Emits the uniform candlestick sign convention — +1.0 bullish, −1.0 bearish, 0.0 no pattern — a single feature-matrix dimension.

Inputs / Outputs

rust
use wickra::{Indicator, Kicking, Candle};
// Kicking: Input = Candle, Output = f64
const _: fn(&mut Kicking, Candle) -> Option<f64> = <Kicking as Indicator>::update;
  • Always emits a value. Never None; warmup and no-match bars return 0.0.
  • Node. update(open, high, low, close)number; batch(open, high, low, close)Array<number>.
  • Python. update(candle)float; batch(open, high, low, close) → 1-D numpy.ndarray (0.0 on warmup / no-match).

Warmup

warmup_period() == 2. The first bar returns 0.0 (first_bar_returns_zero, accessors_and_metadata).

Edge cases

  • Both bars must be marubozu. A candle with shadows yields 0.0 (not_marubozu_yields_zero).
  • Gap required. Without a clean gap between the two bars the result is 0.0 (no_gap_yields_zero).
  • Reset. reset() clears the one-bar cache (reset_clears_state).

Examples

Rust

rust
use wickra::{Candle, Indicator, Kicking};

fn main() -> Result<(), Box<dyn std::error::Error>> {
    let mut t = Kicking::new();
    println!("{:?}", t.update(Candle::new(12.0, 12.0, 10.0, 10.0, 1.0, 0)?)); // black marubozu
    println!("{:?}", t.update(Candle::new(14.0, 16.0, 14.0, 16.0, 1.0, 1)?)); // white marubozu, gaps up
    Ok(())
}

Output:

Some(0.0)
Some(1.0)

A black marubozu kicked up by a white marubozu whose low 14 > 12 (the prior high) — a bullish kicking.

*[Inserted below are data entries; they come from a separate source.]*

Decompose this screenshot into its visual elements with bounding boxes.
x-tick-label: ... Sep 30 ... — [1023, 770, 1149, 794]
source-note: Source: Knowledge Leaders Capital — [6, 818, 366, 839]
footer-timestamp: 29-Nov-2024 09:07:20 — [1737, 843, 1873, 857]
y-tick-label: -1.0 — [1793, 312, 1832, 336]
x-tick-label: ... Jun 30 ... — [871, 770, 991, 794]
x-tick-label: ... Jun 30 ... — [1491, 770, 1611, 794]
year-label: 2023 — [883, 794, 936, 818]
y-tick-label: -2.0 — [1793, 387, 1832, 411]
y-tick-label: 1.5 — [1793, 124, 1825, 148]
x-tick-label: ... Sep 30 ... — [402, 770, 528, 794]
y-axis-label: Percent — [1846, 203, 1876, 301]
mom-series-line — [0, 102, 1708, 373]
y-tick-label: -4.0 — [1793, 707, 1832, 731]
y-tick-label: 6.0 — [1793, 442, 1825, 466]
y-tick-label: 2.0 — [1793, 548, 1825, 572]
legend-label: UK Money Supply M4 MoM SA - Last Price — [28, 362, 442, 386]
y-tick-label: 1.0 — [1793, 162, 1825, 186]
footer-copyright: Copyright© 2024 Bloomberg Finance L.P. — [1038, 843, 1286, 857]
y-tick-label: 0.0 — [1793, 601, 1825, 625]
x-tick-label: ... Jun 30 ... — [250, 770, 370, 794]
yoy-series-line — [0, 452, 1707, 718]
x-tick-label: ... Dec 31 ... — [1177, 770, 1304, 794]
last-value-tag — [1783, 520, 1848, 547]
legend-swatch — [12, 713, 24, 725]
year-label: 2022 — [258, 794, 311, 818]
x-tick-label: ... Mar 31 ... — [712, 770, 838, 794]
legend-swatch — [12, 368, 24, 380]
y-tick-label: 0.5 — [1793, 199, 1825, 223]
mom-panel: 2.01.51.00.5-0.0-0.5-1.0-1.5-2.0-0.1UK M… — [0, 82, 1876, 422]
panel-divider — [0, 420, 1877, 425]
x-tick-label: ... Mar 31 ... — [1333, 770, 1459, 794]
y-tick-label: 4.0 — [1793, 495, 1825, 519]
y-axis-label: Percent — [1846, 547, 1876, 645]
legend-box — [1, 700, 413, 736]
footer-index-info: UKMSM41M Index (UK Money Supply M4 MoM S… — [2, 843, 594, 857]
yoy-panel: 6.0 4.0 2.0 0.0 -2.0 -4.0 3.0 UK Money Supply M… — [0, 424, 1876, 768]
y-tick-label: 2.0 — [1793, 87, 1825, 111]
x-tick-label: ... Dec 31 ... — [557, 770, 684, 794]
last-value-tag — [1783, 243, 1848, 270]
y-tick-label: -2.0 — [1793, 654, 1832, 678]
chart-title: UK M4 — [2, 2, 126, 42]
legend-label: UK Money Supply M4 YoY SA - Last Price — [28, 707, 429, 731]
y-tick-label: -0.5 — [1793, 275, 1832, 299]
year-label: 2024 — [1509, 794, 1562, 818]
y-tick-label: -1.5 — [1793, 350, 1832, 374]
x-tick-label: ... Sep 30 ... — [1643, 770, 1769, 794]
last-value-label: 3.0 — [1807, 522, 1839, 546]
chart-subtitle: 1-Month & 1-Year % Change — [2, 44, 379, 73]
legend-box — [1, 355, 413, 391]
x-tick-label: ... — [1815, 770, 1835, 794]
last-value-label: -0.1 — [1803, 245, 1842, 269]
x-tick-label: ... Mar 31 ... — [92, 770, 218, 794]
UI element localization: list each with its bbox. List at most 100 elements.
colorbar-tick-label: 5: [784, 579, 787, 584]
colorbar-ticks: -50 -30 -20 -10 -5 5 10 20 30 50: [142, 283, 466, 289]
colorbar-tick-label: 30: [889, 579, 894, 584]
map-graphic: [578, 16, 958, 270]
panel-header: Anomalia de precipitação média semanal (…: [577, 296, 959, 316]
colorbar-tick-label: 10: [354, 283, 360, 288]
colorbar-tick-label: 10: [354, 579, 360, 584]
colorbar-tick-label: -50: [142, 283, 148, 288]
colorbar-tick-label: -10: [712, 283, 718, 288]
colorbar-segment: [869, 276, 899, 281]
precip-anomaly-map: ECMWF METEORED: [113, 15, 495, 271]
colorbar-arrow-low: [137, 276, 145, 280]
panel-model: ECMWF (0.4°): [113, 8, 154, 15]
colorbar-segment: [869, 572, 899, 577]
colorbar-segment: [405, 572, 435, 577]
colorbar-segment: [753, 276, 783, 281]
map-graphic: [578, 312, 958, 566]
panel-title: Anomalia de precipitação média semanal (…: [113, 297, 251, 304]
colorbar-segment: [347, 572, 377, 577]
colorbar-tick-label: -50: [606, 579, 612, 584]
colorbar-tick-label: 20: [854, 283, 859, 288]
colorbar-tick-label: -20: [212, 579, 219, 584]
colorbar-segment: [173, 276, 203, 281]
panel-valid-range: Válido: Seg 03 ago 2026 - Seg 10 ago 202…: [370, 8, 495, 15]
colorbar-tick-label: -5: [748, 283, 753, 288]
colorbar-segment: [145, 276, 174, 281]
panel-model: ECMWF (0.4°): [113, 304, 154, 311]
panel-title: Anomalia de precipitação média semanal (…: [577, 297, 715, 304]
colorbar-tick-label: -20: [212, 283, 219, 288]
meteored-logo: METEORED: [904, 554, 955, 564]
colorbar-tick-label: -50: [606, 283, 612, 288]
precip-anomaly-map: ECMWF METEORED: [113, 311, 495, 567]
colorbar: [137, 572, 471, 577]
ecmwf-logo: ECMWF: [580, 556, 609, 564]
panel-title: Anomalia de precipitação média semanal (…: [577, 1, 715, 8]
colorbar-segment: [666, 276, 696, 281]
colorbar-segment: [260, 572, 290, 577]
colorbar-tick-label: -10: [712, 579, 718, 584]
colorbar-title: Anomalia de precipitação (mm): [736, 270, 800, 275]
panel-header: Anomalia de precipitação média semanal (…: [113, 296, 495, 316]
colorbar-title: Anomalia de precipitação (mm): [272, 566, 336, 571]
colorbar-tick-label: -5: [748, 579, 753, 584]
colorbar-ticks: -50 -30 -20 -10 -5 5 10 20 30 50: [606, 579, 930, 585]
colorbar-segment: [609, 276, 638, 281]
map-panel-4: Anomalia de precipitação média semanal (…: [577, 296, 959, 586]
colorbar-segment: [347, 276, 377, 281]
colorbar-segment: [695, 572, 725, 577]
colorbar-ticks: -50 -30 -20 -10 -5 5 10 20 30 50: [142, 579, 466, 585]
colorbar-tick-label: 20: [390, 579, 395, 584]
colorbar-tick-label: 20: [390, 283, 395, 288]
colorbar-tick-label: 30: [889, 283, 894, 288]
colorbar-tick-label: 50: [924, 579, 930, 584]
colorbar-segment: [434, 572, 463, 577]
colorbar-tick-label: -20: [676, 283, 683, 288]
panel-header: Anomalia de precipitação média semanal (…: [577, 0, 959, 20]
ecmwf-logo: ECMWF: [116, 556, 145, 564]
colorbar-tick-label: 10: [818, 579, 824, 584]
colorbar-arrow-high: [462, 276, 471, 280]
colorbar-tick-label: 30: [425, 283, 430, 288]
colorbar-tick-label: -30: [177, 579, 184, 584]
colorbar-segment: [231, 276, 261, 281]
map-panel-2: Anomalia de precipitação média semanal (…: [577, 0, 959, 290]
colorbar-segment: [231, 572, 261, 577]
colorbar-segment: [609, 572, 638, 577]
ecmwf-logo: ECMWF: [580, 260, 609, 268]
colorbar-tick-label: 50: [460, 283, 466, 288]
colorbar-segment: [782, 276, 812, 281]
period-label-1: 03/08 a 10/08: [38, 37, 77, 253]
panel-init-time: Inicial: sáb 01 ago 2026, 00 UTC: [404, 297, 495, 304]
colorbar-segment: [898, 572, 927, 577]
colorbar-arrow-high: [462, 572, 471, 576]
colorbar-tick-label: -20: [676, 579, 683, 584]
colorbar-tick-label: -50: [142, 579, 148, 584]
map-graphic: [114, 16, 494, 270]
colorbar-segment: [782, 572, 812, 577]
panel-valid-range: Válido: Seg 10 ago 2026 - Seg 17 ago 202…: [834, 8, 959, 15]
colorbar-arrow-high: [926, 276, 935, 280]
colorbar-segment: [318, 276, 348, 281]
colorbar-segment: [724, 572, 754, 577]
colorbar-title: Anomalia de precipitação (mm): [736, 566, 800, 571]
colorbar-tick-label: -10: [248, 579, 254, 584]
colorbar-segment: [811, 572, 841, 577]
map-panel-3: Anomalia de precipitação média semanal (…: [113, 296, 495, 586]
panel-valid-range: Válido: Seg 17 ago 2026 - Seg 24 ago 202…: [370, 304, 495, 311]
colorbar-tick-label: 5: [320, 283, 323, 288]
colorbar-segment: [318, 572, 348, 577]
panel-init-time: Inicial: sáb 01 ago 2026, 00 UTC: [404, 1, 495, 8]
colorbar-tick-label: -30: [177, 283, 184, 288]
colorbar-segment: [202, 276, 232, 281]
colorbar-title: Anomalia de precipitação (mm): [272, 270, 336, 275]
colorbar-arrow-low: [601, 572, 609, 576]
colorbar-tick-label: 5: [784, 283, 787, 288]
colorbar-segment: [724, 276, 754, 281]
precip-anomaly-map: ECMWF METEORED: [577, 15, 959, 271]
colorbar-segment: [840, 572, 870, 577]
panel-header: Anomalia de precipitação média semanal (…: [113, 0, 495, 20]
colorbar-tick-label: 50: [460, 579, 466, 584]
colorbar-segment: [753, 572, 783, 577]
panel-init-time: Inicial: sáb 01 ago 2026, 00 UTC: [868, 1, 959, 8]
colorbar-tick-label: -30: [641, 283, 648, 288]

This matches bullish_kicking_is_plus_one.

Python

python
import numpy as np
import wickra as ta

o = np.array([12.0, 14.0])
h = np.array([12.0, 16.0])
l = np.array([10.0, 14.0])
c = np.array([10.0, 16.0])

print(ta.Kicking().batch(o, h, l, c))  # [0. 1.]

Node

javascript
const ta = require('wickra');
const t = new ta.Kicking();
t.update(12, 12, 10, 10);
console.log(t.update(14, 16, 14, 16)); // 1

Streaming

rust
use wickra::{Candle, Indicator, Kicking};

let mut t = Kicking::new();
let candle_stream: Vec<wickra::Candle> = Vec::new(); // your live OHLCV candle feed
for bar in candle_stream {
    match t.update(bar) {
        Some(1.0)  => { /* violent bullish reversal */ }
        Some(-1.0) => { /* violent bearish reversal */ }
        _ => {}
    }
}

Interpretation

  1. Regime change. Two opposite shadowless marubozu separated by a gap signal an abrupt shift in control — one of the most forceful classical reversals.
  2. Trend-agnostic. The signal needs no prior trend; the gap and marubozu pair carry it. Often news/event-driven.
  3. Rare on 24/7 feeds. The clean gap is uncommon in perpetual crypto; more frequent on session markets.

Common pitfalls

  • Shadows. Even small shadows can disqualify the marubozu at the 95 % threshold.
  • Length disagreement. When the two marubozu differ in size, KickingByLength can report the opposite sign.

References

  • Steve Nison, Japanese Candlestick Charting Techniques (1991).